International political and business leaders attending the World Economic Forum that ended yesterday in Abuja, including Chinese Premier Li Keqiang and Bharti Airtel Ltd. (BHARTI) Chairman Sunil Bharti Mittal, condemned Boko Haram and pledged continued investment in Africa’s biggest economy.

Jonathan has welcomed the support, describing it as “a major blow” to the militants.

“Barring a rescue of the abducted women, Jonathan’s standing will deteriorate,” Philippe de Pontet, an Africa analyst at Eurasia Group, said in an e-mailed note to clients. “The political implications are damaging for the Jonathan administration, which has been seen as ineffective in its response.”

In Nigeria there have been protest marches in major cities, including Abuja, the commercial capital Lagos, and the southern oil hub of Port Harcourt, urging the government and the security forces to do more to rescue the girls.

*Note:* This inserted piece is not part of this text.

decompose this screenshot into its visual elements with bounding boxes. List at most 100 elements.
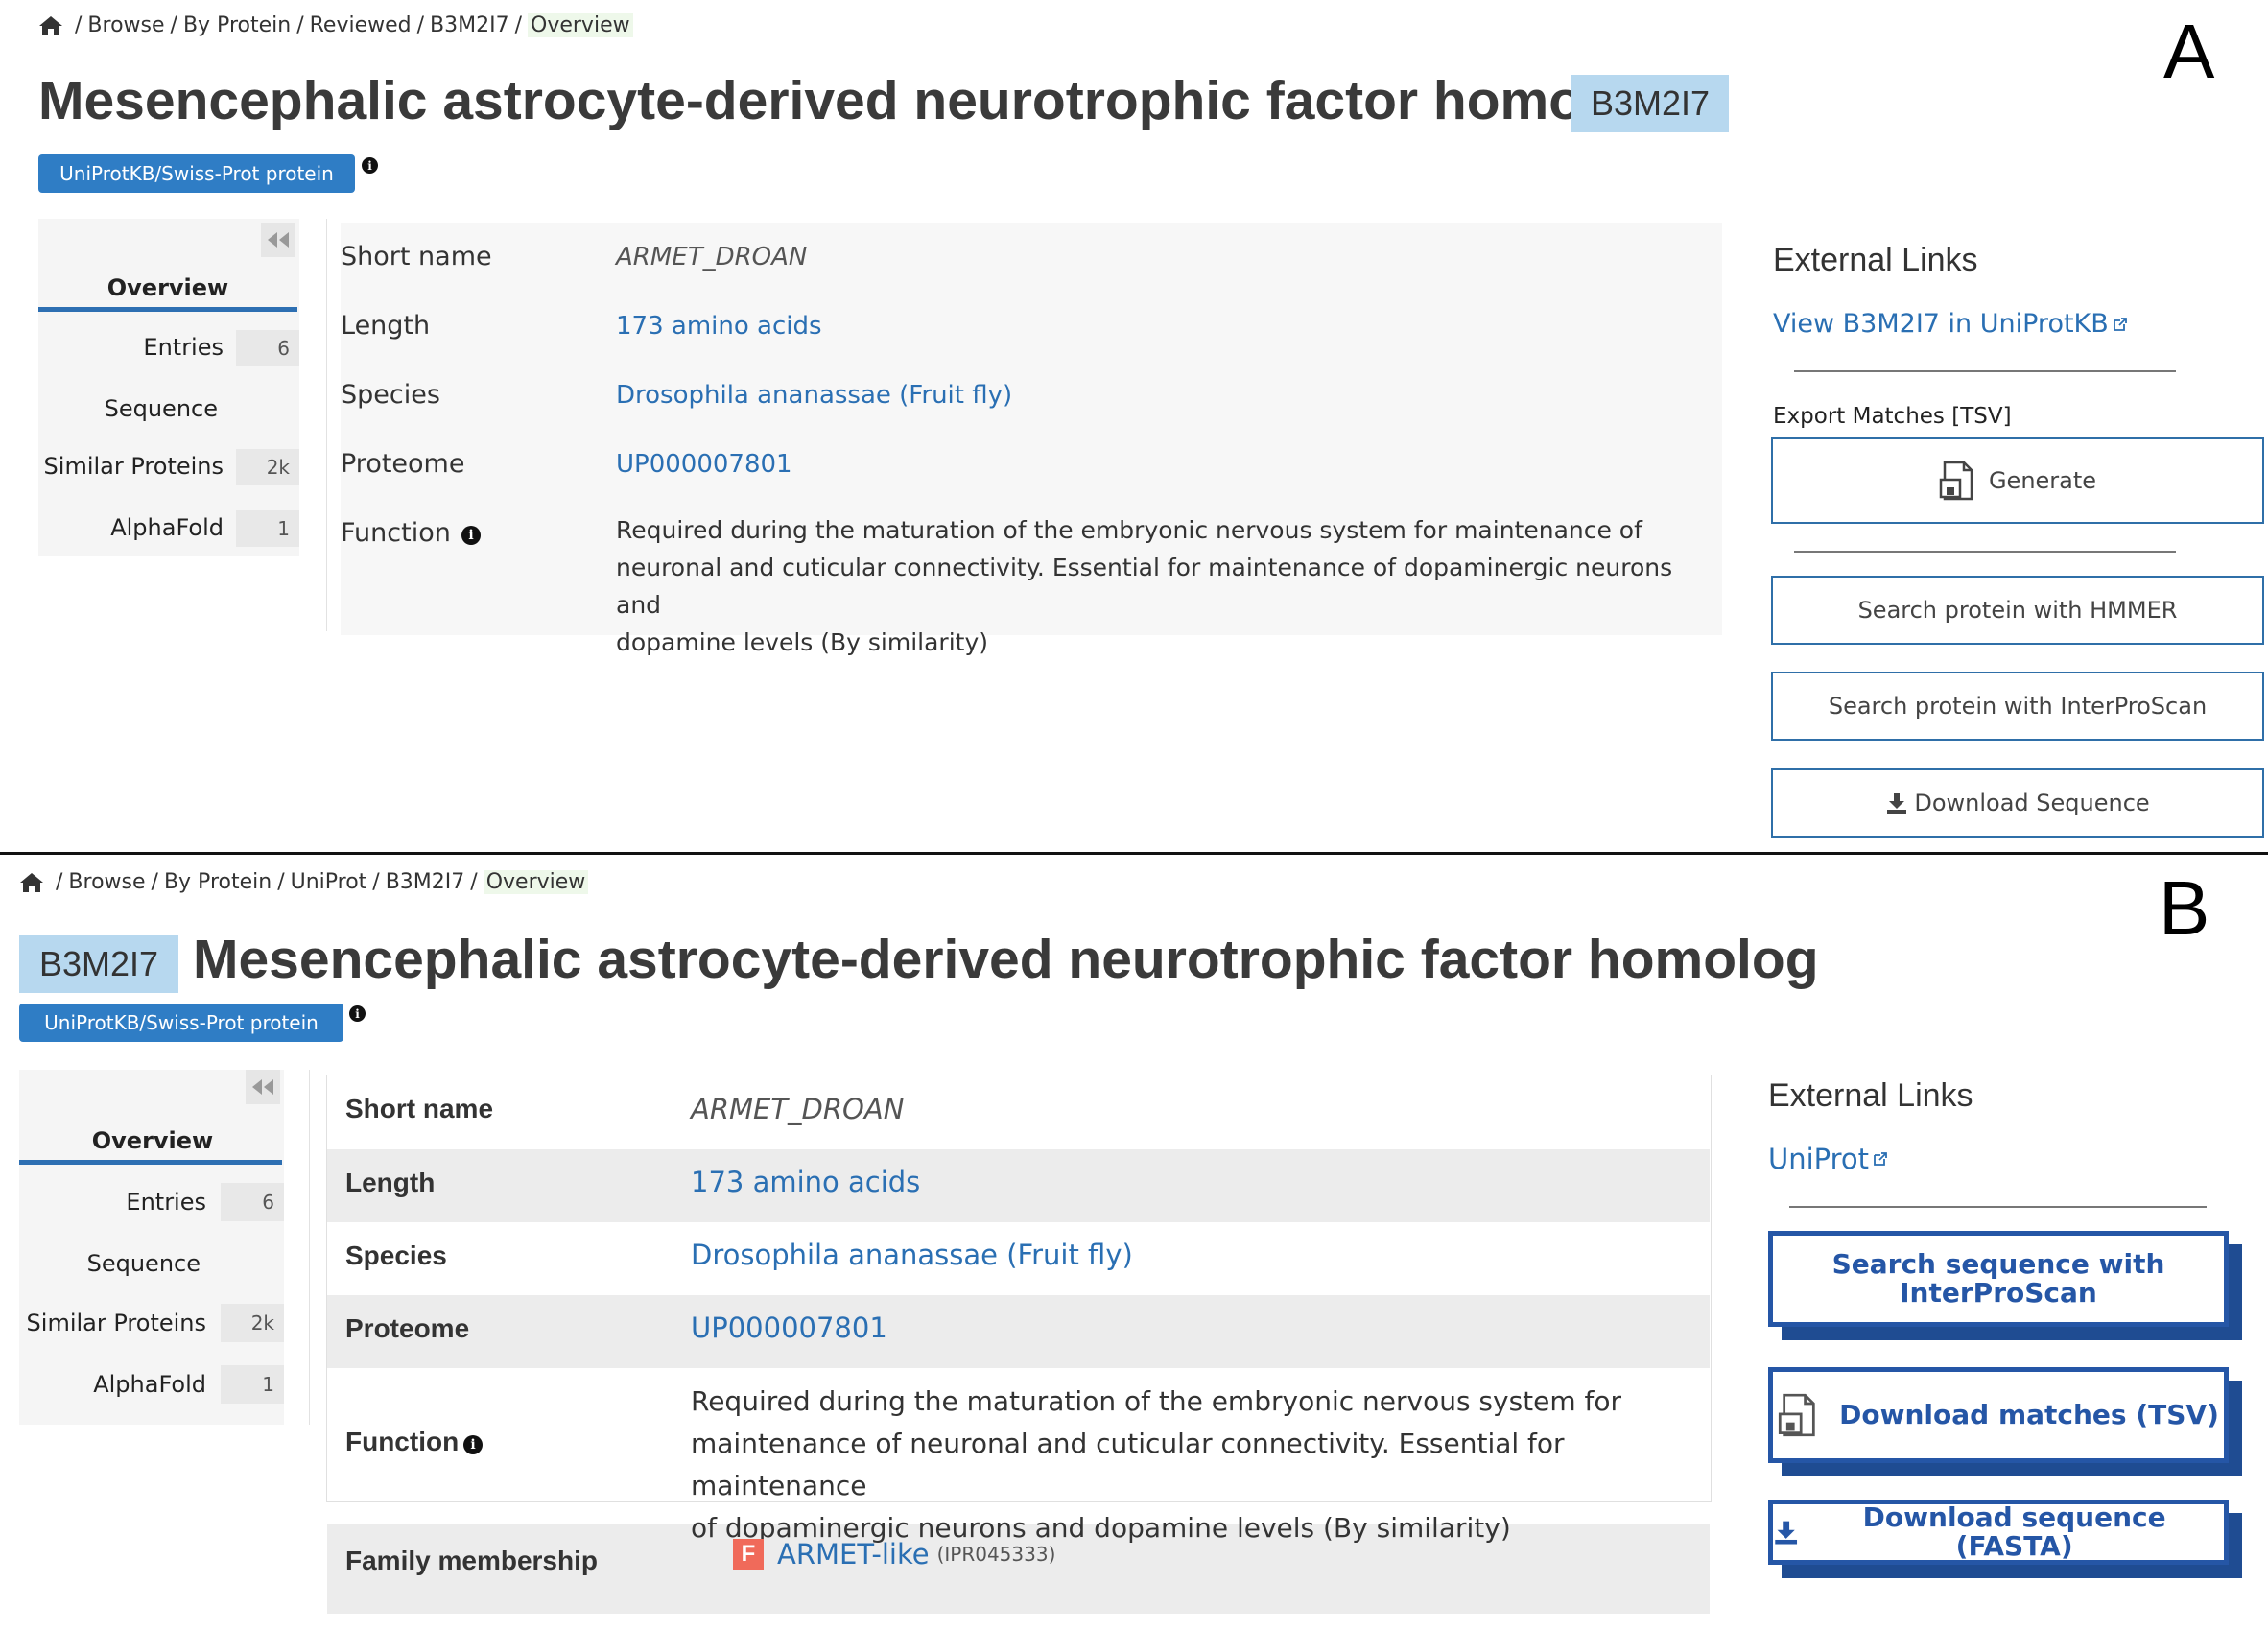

Critics have accused the government of being tentative and uncoordinated in its response after the military first said it had rescued most of the girls and then retracted the statement after the school principal disputed it.

Students Targeted

The conflict between Boko Haram and the Nigerian military has killed at least 2,000 people this year, Amnesty said.

Boko Haram in the past few years has increasingly targeted teachers and students, and more than 50 schools were attacked, partially destroyed or burned down between July last year and January in Borno state, according to the United Nations Children’s Fund. More than 300 people were killed in a May 5 attack by suspected insurgents on the town of Gamboru, near the border with Cameroon, according to local officials.

“President Jonathan has failed to show the kind of leadership that would unite the country and give him a political bump from the widespread outrage directed at Boko Haram,” said de Pontet. “Instead, much of that outrage has shifted to the administration itself, giving the opposition an opportunity to hit the president on his already-suspect national security credentials.”